Friday, April 29, 2016

Save Snags for Wildlife

This post continues a series on simple things you can do to help the planet. 
A snag is any dead or dying standing tree. For wildlife purposes, snags should be at least three inches in diameter at breast height and at least six feet tall. However, I have a couple of snags that are about two feet tall that chipmunks, field mice and shrews inhabit. 

Today is Arbor Day and wood is good. A tree that outlives its ornamental value can serve as habitat. Wildlife use nearly every part of a dead tree in every stage of its decay for a place to live and raise young, as a food source and hiding place. Snags also serve as nurseries for insects, mushrooms and lichens. 

Think of snags as condos, townhouses and rest stops. Let them soften with age and blend into the landscape. Allow vines to trail over them and leaves to fall inside them. Dead trees help wildlife and when you preserve those that are safe to leave standing, you do your part to help the planet.

Friday, April 22, 2016

Earth Day Every Day

I'm glad we celebrate Earth Day. But instead of once a year, I think every day should be Earth Day. Now more than ever.

The beginnings of this environmental movement were so full of promise, but in the 46 years since Earth Day began, we haven't accomplished much. Nearly 50 years is a huge window of time in which we could have worked wonders. Now it seems we've gone into reverse and destroyed a lot more. Need proof? Climate change, coral bleaching and ocean acidification, the Great Pacific Garbage Patch. I'll stop there; it's too painful.  

And what about our forests? Earth Day Network is a fine organization and I love the work they're doing, but in urging the planting of trees, I can't help wondering: what about halting the practice of cutting them down?  

Preserving and protecting the trees we already have and planting new ones are just some of the simple things we can all do to help Mother Earth, our one and only home.

Wednesday, April 20, 2016

Say no to neonicotinoids

Photograph: Michael Kooren/Reuters

This post continues a series on simple things you can do to help the planet. 

In the past 20 years, neonicotinoids (pronounced nee-oh-NIK-uh-tin-oyds) have become the fastest growing class of pesticides.
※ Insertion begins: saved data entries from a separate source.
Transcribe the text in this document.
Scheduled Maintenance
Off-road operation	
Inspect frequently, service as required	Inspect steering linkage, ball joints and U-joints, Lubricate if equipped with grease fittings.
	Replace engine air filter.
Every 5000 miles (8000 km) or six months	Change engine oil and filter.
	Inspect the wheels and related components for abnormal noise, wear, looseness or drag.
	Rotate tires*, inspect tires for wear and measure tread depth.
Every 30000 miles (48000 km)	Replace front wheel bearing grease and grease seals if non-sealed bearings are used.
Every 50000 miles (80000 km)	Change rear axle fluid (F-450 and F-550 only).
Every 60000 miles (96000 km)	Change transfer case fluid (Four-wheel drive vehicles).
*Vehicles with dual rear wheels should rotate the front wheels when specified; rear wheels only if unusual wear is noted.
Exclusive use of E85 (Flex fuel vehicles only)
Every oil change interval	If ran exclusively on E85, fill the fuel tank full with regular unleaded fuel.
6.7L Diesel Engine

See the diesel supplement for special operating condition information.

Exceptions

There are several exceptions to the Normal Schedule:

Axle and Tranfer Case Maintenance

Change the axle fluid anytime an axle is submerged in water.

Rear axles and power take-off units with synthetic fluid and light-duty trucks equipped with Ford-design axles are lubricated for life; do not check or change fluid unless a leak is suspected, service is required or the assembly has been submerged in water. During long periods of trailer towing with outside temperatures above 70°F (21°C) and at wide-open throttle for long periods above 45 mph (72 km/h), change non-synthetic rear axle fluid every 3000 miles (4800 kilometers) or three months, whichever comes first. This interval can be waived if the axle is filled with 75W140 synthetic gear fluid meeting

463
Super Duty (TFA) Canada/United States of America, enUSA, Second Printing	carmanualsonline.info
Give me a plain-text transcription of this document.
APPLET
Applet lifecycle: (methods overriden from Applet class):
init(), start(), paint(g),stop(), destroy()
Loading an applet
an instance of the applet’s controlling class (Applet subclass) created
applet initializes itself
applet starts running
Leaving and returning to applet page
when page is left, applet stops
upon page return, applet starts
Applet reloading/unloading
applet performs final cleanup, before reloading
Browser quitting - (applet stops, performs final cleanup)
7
A series of high-profile scientific studies has linked neonicotinoids to huge losses in the number of queen bees produced and big rises in the numbers of "disappeared" bees – those that fail to return from foraging trips. Read my previous post to learn more about these and other pollinators at risk.

Neonicotinoids have been banned in Europe and the ban should be extended worldwide. Until then, we can all do our part by refusing to buy these products, helping others learn about them and ignoring the profits-before-public-health push back from Bayer and other manufacturers. 

Excellent information can be found at Friends of the Earth and at the Center for Food Safety. Click here for a list of products to avoid

Monday, April 4, 2016

Consider the bees

Photographed in the wild then released unharmed, these North American native bees—not life-size but proportionate to each other—hint at the vast diversity of our most important plant pollinators.

This post continues a series on simple things you can do to help the planet. 

Bees matter. It's that simple. They ought to be valued for their own intrinsic right to exist, but our best efforts to help them must focus on the dire consequences that a bee-less, and zero-pollinator world would have on our food supply.

And right now, bees are in super serious trouble. Colony-collapse disorder has massively reduced honey bee populations and President Obama has taken action with a federal strategy to protect bees and other pollinators.